The naturally cured emulsion-type sausages (control 2 and treatments 1–4) had higher TBARS values than control 1 (p<0.05; Table 4). Based on results from previous studies, meat products cured with vegetables have higher TBARS values than traditionally cured products containing nitrite (Jeong et al., 2020; Kim et al., 2017; Kim et al., 2019). This may be due to the lower residual nitrite content in naturally cured products (7.04 ppm to 9.19 ppm) versus sodium nitrite added products (41.56 ppm; Bae et al., 2020). However, the sausages treated with dongchimi powder (treatments 1 to 4) showed similar levels of TBARS values as those of celery powder-treated sausages (control 2), regardless of the dongchimi powder concentration (p>0.05). In general, kimchi is known to contain antioxidants, but the amount of dongchimi powder used in this study did not seem to have sufficient antioxidant effect to reduce the TBARS value of emulsion-type sausages. However, Hwang et al. (2017) found no differences in TBARS values between frankfurters with fermented red beet extracts and synthetic nitrites. Additionally, Sindelar et al. (2007b) reported that celery powder-treated hams showed similar TBARS values as those of sodium nitrite-treated hams, although TBARS values decreased with the incubation time. The inconsistency in these results may be attributed to a variety of factors, such as the type of natural nitrite substitutes, their concentrations, and the manufacturing formulation and processes.
Conclusion
In conclusion, this study indicated that dongchimi powder can be a potential alternative to commercially available celery powder and synthetic sodium nitrite in meat processing.
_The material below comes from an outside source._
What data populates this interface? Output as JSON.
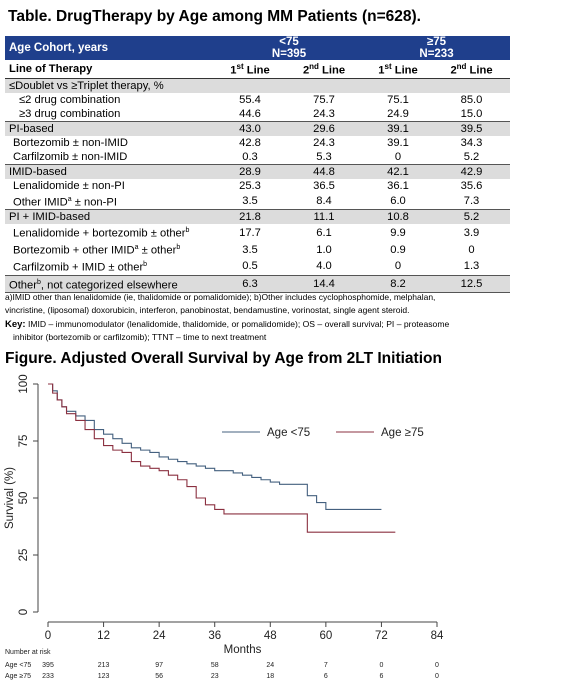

The use of more than 0.35% dongchimi powder could ensure a curing efficiency comparable to that obtained utilizing traditionally curing agents. Future studies in the field should focus on the safety aspect, particularly in regard to the growth of microorganisms during storage, and sensory properties of the cured meat products. Further research on these topics would be necessary to commercialize meat products treated with dongchimi powder for industrial applications.